The core problem an OS solves is resource sharing under isolation. A modern machine may run dozens of processes simultaneously, each believing it has the CPU to itself and a contiguous block of memory — a polite fiction the OS maintains through scheduling and virtual memory. Without this abstraction every programmer would need to reason about the physical machine in full; with it, programs can be written as if they run alone, and the OS handles contention, protection, and fairness beneath the surface.
Operating systems also enforce security boundaries. The distinction between kernel mode (unrestricted hardware access) and user mode (restricted access mediated by system calls) is the architectural basis for why one process cannot read another's memory, and why a user-space crash does not take down the entire machine.
Why it matters
How it works
The kernel and system calls
The kernel is the trusted core that runs in privileged mode and directly manipulates hardware registers, memory-management units, and device controllers. Everything else runs in user mode and must cross the user-kernel boundary via system calls — the formal API of the OS. When a program opens a file, sends data over a network, or creates a new process, it issues a system call: a controlled transition into kernel mode, execution of a specific kernel function, and a return to user mode with a result.
This boundary is the OS's primary security mechanism. Malicious or buggy user-space code cannot directly corrupt kernel data structures; it can only make legitimate (and auditable) system-call requests. Kernel exploits are dangerous precisely because they breach this boundary and gain unrestricted hardware access.
Processes, threads, and scheduling
A process is an OS abstraction representing a running program: a private address space, a set of open file descriptors, and at least one thread of execution. Threads within a process share the same address space but each have their own stack and CPU register state, enabling concurrent work with lower overhead than spawning separate processes.
The scheduler decides which thread runs on which CPU core at each moment. Preemptive schedulers interrupt running threads on a timer — ensuring no thread monopolises the CPU — and select the next thread according to a policy (round-robin, priority-based, completely-fair scheduling, real-time deadlines). The scheduler also performs the context switch: saving the outgoing thread's register state and loading the incoming thread's, an operation that takes hundreds of nanoseconds and dominates latency in high-frequency switching.
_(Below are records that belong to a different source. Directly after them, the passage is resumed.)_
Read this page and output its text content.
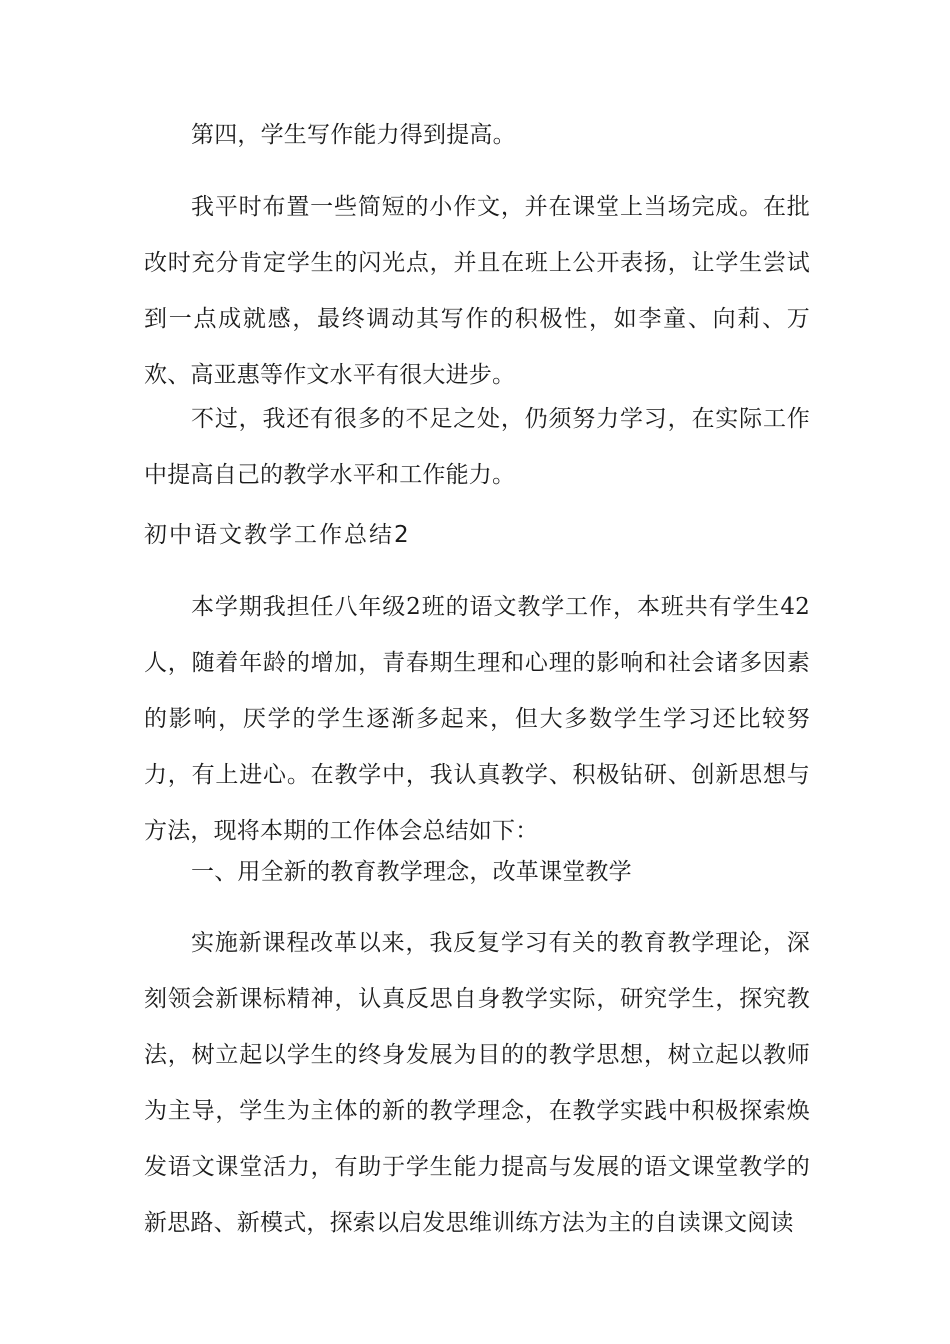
第四，学生写作能力得到提高。

我平时布置一些简短的小作文，并在课堂上当场完成。在批改时充分肯定学生的闪光点，并且在班上公开表扬，让学生尝试到一点成就感，最终调动其写作的积极性，如李童、向莉、万欢、高亚惠等作文水平有很大进步。

不过，我还有很多的不足之处，仍须努力学习，在实际工作中提高自己的教学水平和工作能力。

初中语文教学工作总结2

本学期我担任八年级2班的语文教学工作，本班共有学生42人，随着年龄的增加，青春期生理和心理的影响和社会诸多因素的影响，厌学的学生逐渐多起来，但大多数学生学习还比较努力，有上进心。在教学中，我认真教学、积极钻研、创新思想与方法，现将本期的工作体会总结如下：

一、用全新的教育教学理念，改革课堂教学

实施新课程改革以来，我反复学习有关的教育教学理论，深刻领会新课标精神，认真反思自身教学实际，研究学生，探究教法，树立起以学生的终身发展为目的的教学思想，树立起以教师为主导，学生为主体的新的教学理念，在教学实践中积极探索焕发语文课堂活力，有助于学生能力提高与发展的语文课堂教学的新思路、新模式，探索以启发思维训练方法为主的自读课文阅读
The OS as a tower of levels
The OS is also the cleanest everyday example of a multi-level system, which is why Hofstadter reaches for it in Gödel, Escher, Bach. The same machine can be described as kernel data structures, as system calls, as process abstractions, or as a user experience — each level with its own vocabulary and its own failure modes. The classic illustration is the "35-user threshold" story: a time-sharing system that grinds to a halt once a certain number of users log on. That slowdown is stored nowhere; it is an epiphenomenon that emerges from disk, memory, and scheduler dynamics interacting. You cannot find it at the hardware level, and you cannot fix it from inside a single process — it is a property of the whole tower.
Where it goes next
Operating systems are the foundation beneath all systems programming. Understanding them unlocks reasoning about performance, concurrency, security, and portability that is otherwise opaque. Containerization (Docker, namespaces, cgroups) is OS isolation taken to an operational extreme; hypervisors run entire OS instances as processes in another OS — virtualization that depends on the same privilege-separation principles the kernel uses internally.